L’Ordine Equestre di Sant’Agata
Per mantenere inalterato l’elevato prestigio connesso all’Ordine di San Marino e per la difficoltà dei conferimenti legati agli Statuti, con lo scopo di ricompensare le benemerenze dei cittadini esteri verso la Repubblica di San Marino, il Consiglio Grande e Generale fondò il 5 giugno 1923 l’Ordine Equestre di Sant’Agata, compatrona della Repubblica.
Il nome della Santa, martirizzata a Catania nel 251, che - stando alla tradizione popolare - avrebbe salvato la città sicula dall’eruzione dell’Etna, fu scelto a protettrice dell’Ordine poiché nel giorno della sua festa liturgica il 5 febbraio 1740 la Repubblica di San Marino era scampata alle mire di un delegato pontificio che ambiva ad incorporarne il territorio negli Stati della Chiesa. Così alla Santa, già compatrona del piccolo Stato, venne dedicato il secondo Ordine della Repubblica del Titano, destinato a titolo di riconoscimento e di riconoscenza verso quei cittadini stranieri che con le industrie, il lavoro e la beneficenza a favore delle Opere Pie Sammarinesi, si fossero resi benemeriti della Repubblica; l’Ordine servi pure a premiare i meriti di quei funzionari della Republica di San Marino che essendo stranieri potevano ottenerne la concessione.

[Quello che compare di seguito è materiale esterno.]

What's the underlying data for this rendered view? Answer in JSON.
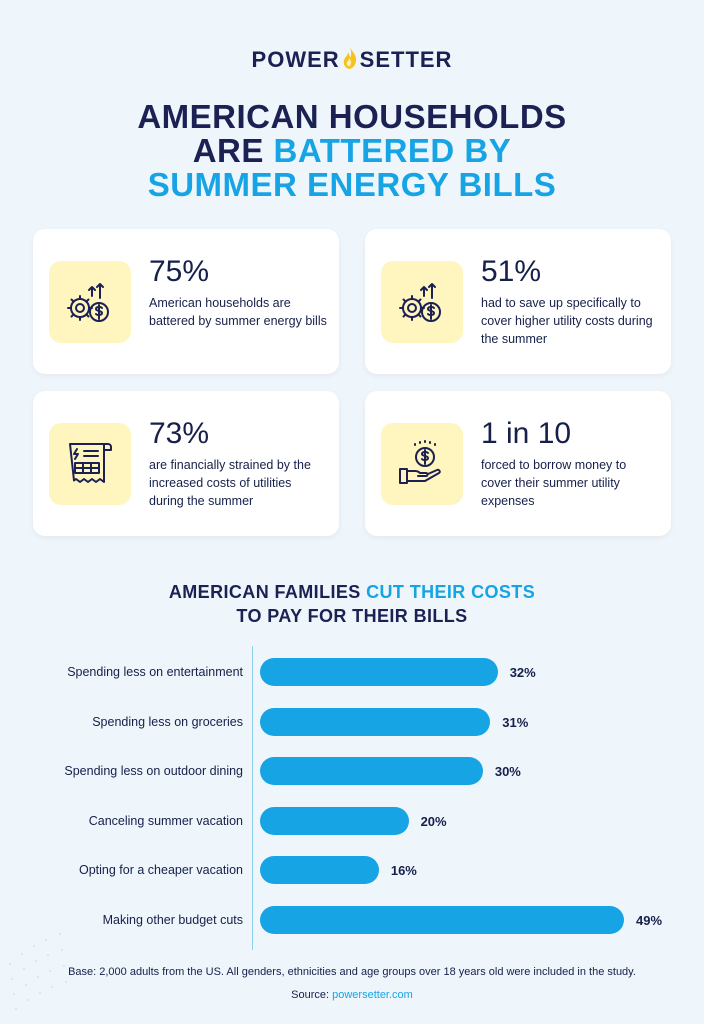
{
  "logo": {
    "left": "POWER",
    "right": "SETTER"
  },
  "title": {
    "line1": "AMERICAN HOUSEHOLDS",
    "line2_dark": "ARE ",
    "line2_blue": "BATTERED BY",
    "line3_blue": "SUMMER ENERGY BILLS"
  },
  "stats": [
    {
      "value": "75%",
      "text": "American households are battered by summer energy bills",
      "icon": "gear-dollar-icon"
    },
    {
      "value": "51%",
      "text": "had to save up specifically to cover higher utility costs during the summer",
      "icon": "gear-dollar-icon"
    },
    {
      "value": "73%",
      "text": "are financially strained by the increased costs of utilities during the summer",
      "icon": "utility-bill-icon"
    },
    {
      "value": "1 in 10",
      "text": "forced to borrow money to cover their summer utility expenses",
      "icon": "hand-coin-icon"
    }
  ],
  "section": {
    "dark1": "AMERICAN FAMILIES ",
    "blue": "CUT THEIR COSTS",
    "line2": "TO PAY FOR THEIR BILLS"
  },
  "chart_data": {
    "type": "bar",
    "orientation": "horizontal",
    "title": "AMERICAN FAMILIES CUT THEIR COSTS TO PAY FOR THEIR BILLS",
    "categories": [
      "Spending less on entertainment",
      "Spending less on groceries",
      "Spending less on outdoor dining",
      "Canceling summer vacation",
      "Opting for a cheaper vacation",
      "Making other budget cuts"
    ],
    "values": [
      32,
      31,
      30,
      20,
      16,
      49
    ],
    "value_labels": [
      "32%",
      "31%",
      "30%",
      "20%",
      "16%",
      "49%"
    ],
    "unit": "%",
    "xlim": [
      0,
      49
    ],
    "color": "#17a4e4"
  },
  "footer": {
    "base": "Base: 2,000 adults from the US. All genders, ethnicities and age groups over 18 years old were included in the study.",
    "source_label": "Source: ",
    "source_link": "powersetter.com"
  },
  "colors": {
    "navy": "#1b2153",
    "accent": "#17a4e4",
    "icon_bg": "#fff5bf"
  }
}
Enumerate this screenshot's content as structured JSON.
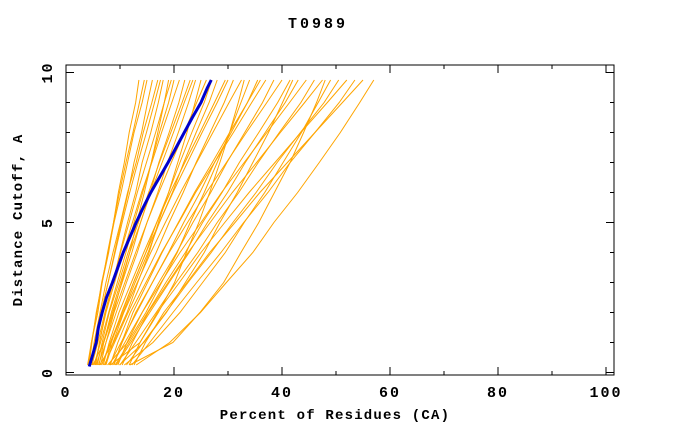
{
  "window": {
    "background": "#ffffff"
  },
  "chart_data": {
    "type": "line",
    "title": "T0989",
    "xlabel": "Percent of Residues (CA)",
    "ylabel": "Distance Cutoff, A",
    "xlim": [
      0,
      101.5
    ],
    "ylim": [
      -0.1,
      10.25
    ],
    "grid": false,
    "legend": "none",
    "axes": {
      "x": {
        "major_ticks": [
          0,
          20,
          40,
          60,
          80,
          100
        ],
        "major_labels": [
          "0",
          "20",
          "40",
          "60",
          "80",
          "100"
        ],
        "minor_ticks": [
          10,
          30,
          50,
          70,
          90
        ]
      },
      "y": {
        "major_ticks": [
          0,
          5,
          10
        ],
        "major_labels": [
          "0",
          "5",
          "10"
        ],
        "minor_ticks": [
          1,
          2,
          3,
          4,
          6,
          7,
          8,
          9
        ]
      }
    },
    "colors": {
      "model_lines": "#FFA500",
      "highlight_line": "#0000CD",
      "axis": "#000000",
      "text": "#000000",
      "background": "#FFFFFF"
    },
    "y_samples": [
      0.25,
      1,
      2,
      3,
      4,
      5,
      6,
      7,
      8,
      9,
      9.75
    ],
    "model_series_x": [
      [
        4.0,
        4.7,
        5.9,
        6.7,
        7.9,
        8.8,
        9.7,
        10.8,
        11.7,
        12.9,
        13.5
      ],
      [
        4.2,
        4.7,
        5.7,
        6.6,
        7.8,
        8.9,
        10.2,
        11.4,
        12.6,
        14.1,
        15.0
      ],
      [
        4.4,
        5.4,
        6.5,
        7.8,
        9.0,
        10.2,
        11.5,
        12.6,
        14.0,
        15.1,
        16.0
      ],
      [
        4.6,
        5.2,
        6.3,
        7.4,
        8.7,
        10.1,
        11.4,
        13.0,
        14.3,
        15.9,
        17.0
      ],
      [
        4.8,
        5.9,
        7.2,
        8.7,
        10.0,
        11.4,
        12.9,
        14.1,
        15.7,
        17.1,
        18.0
      ],
      [
        5.0,
        7.0,
        8.8,
        10.3,
        11.8,
        13.1,
        14.5,
        15.8,
        17.0,
        18.2,
        19.0
      ],
      [
        5.2,
        6.4,
        7.9,
        9.5,
        11.1,
        12.6,
        14.2,
        15.8,
        17.3,
        19.0,
        20.0
      ],
      [
        5.4,
        6.2,
        7.4,
        9.0,
        10.6,
        12.3,
        14.0,
        15.9,
        17.7,
        19.6,
        21.0
      ],
      [
        5.6,
        6.9,
        8.6,
        10.4,
        12.2,
        13.8,
        15.6,
        17.2,
        19.1,
        20.9,
        22.0
      ],
      [
        5.8,
        6.7,
        8.0,
        9.8,
        11.5,
        13.4,
        15.3,
        17.3,
        19.4,
        21.5,
        23.0
      ],
      [
        6.0,
        7.4,
        9.3,
        11.2,
        13.2,
        15.0,
        17.0,
        18.8,
        20.8,
        22.7,
        24.0
      ],
      [
        6.2,
        8.8,
        11.3,
        13.3,
        15.4,
        17.1,
        19.0,
        20.7,
        22.4,
        23.9,
        25.0
      ],
      [
        6.4,
        7.4,
        8.9,
        10.9,
        12.9,
        15.0,
        17.2,
        19.5,
        21.9,
        24.2,
        26.0
      ],
      [
        6.6,
        8.2,
        10.4,
        12.5,
        14.8,
        16.8,
        19.0,
        21.1,
        23.3,
        25.6,
        27.0
      ],
      [
        4.3,
        4.8,
        5.6,
        6.7,
        7.7,
        8.8,
        9.9,
        11.1,
        12.4,
        13.6,
        14.5
      ],
      [
        4.9,
        5.5,
        6.5,
        7.8,
        9.1,
        10.4,
        11.8,
        13.3,
        14.9,
        16.4,
        17.5
      ],
      [
        5.5,
        6.2,
        7.3,
        8.7,
        10.1,
        11.7,
        13.2,
        14.9,
        16.6,
        18.2,
        19.5
      ],
      [
        6.1,
        7.0,
        8.4,
        10.1,
        11.8,
        13.8,
        15.7,
        17.8,
        19.9,
        21.9,
        23.5
      ],
      [
        6.6,
        8.3,
        10.6,
        12.8,
        15.2,
        17.3,
        19.7,
        21.8,
        24.1,
        26.5,
        28.0
      ],
      [
        6.9,
        8.0,
        9.8,
        12.1,
        14.4,
        16.8,
        19.3,
        22.0,
        24.8,
        27.5,
        29.5
      ],
      [
        7.1,
        9.0,
        11.5,
        14.0,
        16.7,
        19.1,
        21.7,
        24.1,
        26.7,
        29.3,
        31.0
      ],
      [
        7.4,
        8.7,
        10.7,
        13.2,
        15.7,
        18.4,
        21.2,
        24.2,
        27.2,
        30.2,
        32.5
      ],
      [
        7.7,
        11.4,
        14.8,
        17.7,
        20.6,
        23.0,
        25.6,
        28.0,
        30.3,
        32.4,
        34.0
      ],
      [
        8.0,
        10.2,
        13.1,
        16.0,
        19.0,
        21.8,
        24.8,
        27.5,
        30.6,
        33.6,
        35.5
      ],
      [
        8.2,
        9.6,
        11.9,
        14.8,
        17.7,
        20.9,
        24.0,
        27.5,
        31.0,
        34.4,
        37.0
      ],
      [
        8.5,
        10.9,
        14.1,
        17.2,
        20.5,
        23.5,
        26.8,
        29.8,
        33.1,
        36.4,
        38.5
      ],
      [
        8.8,
        10.4,
        12.9,
        16.0,
        19.1,
        22.5,
        26.0,
        29.7,
        33.4,
        37.2,
        40.0
      ],
      [
        9.1,
        11.7,
        15.1,
        18.5,
        22.1,
        25.3,
        28.9,
        32.1,
        35.7,
        39.2,
        41.5
      ],
      [
        7.3,
        8.4,
        10.3,
        12.5,
        14.8,
        17.3,
        19.8,
        22.5,
        25.2,
        28.0,
        30.0
      ],
      [
        8.9,
        10.3,
        12.4,
        15.1,
        17.8,
        20.8,
        23.8,
        27.1,
        30.3,
        33.6,
        36.0
      ],
      [
        9.3,
        12.0,
        15.5,
        19.1,
        22.8,
        26.2,
        29.9,
        33.2,
        36.9,
        40.6,
        43.0
      ],
      [
        9.6,
        11.3,
        14.1,
        17.6,
        21.1,
        25.0,
        28.8,
        33.0,
        37.2,
        41.4,
        44.5
      ],
      [
        10.0,
        12.9,
        16.7,
        20.4,
        24.4,
        28.0,
        32.0,
        35.6,
        39.5,
        43.5,
        46.0
      ],
      [
        10.4,
        12.3,
        15.2,
        18.9,
        22.6,
        26.7,
        30.8,
        35.3,
        39.7,
        44.2,
        47.5
      ],
      [
        10.8,
        16.1,
        21.1,
        25.3,
        29.5,
        33.0,
        36.8,
        40.2,
        43.6,
        46.7,
        49.0
      ],
      [
        11.2,
        14.3,
        18.5,
        22.6,
        26.9,
        30.9,
        35.2,
        39.1,
        43.4,
        47.8,
        50.5
      ],
      [
        11.7,
        13.7,
        16.9,
        21.0,
        25.0,
        29.4,
        33.9,
        38.7,
        43.5,
        48.4,
        52.0
      ],
      [
        12.2,
        15.5,
        19.8,
        24.2,
        28.7,
        32.9,
        37.4,
        41.5,
        46.1,
        50.6,
        53.5
      ],
      [
        12.6,
        14.7,
        18.1,
        22.4,
        26.6,
        31.3,
        35.9,
        41.0,
        46.1,
        51.2,
        55.0
      ],
      [
        13.0,
        19.2,
        24.9,
        29.7,
        34.6,
        38.5,
        42.9,
        46.9,
        50.8,
        54.4,
        57.0
      ],
      [
        11.8,
        19.8,
        24.8,
        29.2,
        32.4,
        35.7,
        38.6,
        41.5,
        44.0,
        46.4,
        48.0
      ],
      [
        8.2,
        13.7,
        17.1,
        20.1,
        22.3,
        24.6,
        26.6,
        28.5,
        30.3,
        31.9,
        33.0
      ],
      [
        9.9,
        14.4,
        18.6,
        22.1,
        25.6,
        28.5,
        31.7,
        34.6,
        37.5,
        40.1,
        42.0
      ]
    ],
    "highlight_series": {
      "y": [
        0.2,
        0.5,
        1,
        1.5,
        2,
        2.5,
        3,
        3.5,
        4,
        4.5,
        5,
        5.5,
        6,
        6.5,
        7,
        7.5,
        8,
        8.5,
        9,
        9.5,
        9.75
      ],
      "x": [
        4.3,
        4.8,
        5.6,
        6.0,
        6.7,
        7.5,
        8.6,
        9.6,
        10.6,
        11.8,
        13.0,
        14.3,
        15.7,
        17.3,
        18.9,
        20.4,
        21.9,
        23.4,
        25.0,
        26.2,
        26.9
      ]
    }
  }
}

Gli Statuti furono varie volte modificati con successivi decreti del 15 settembre 1923, 9 giugno 1925, 23 gennaio e 16 settembre 1946, e 19 dicembre 1957.
Inizialmente l’Ordine di Sant’Agata fu composto di quattro Classi: Grand’Ufficiale; Commendatore; Cavaliere Ufficiale; Cavaliere. L’Ordine non concedeva inizialmente la Gran Croce, perché ai personaggi di alta dignità veniva concessa quella di San Marino.
Due anni dopo l’istituzione (9 giugno 1925) un articolo addizionale dei Capitani Reggenti istituì il massimo grado di Cavaliere di Gran Croce, in modo da permettere anche con quest’Ordine la concessione del più alto grado di Cavaliere di Gran Croce.

L’insegna consiste in una croce patente d’oro smaltata di bianco addossata ad una corona di alloro con al centro un medaglione d’oro portante da un lato l’immagine di Sant’Agata e l’epigrafe "Sant’Agata Protettrice" nel cerchio e dall’altro lo stemma di San Marino col motto "Bene Merenti".
La Croce si porta appesa ad un nastro di seta ondeggiante di colore rosso scuro con due filetti, uno bianco ed uno giallo a ciascun lato.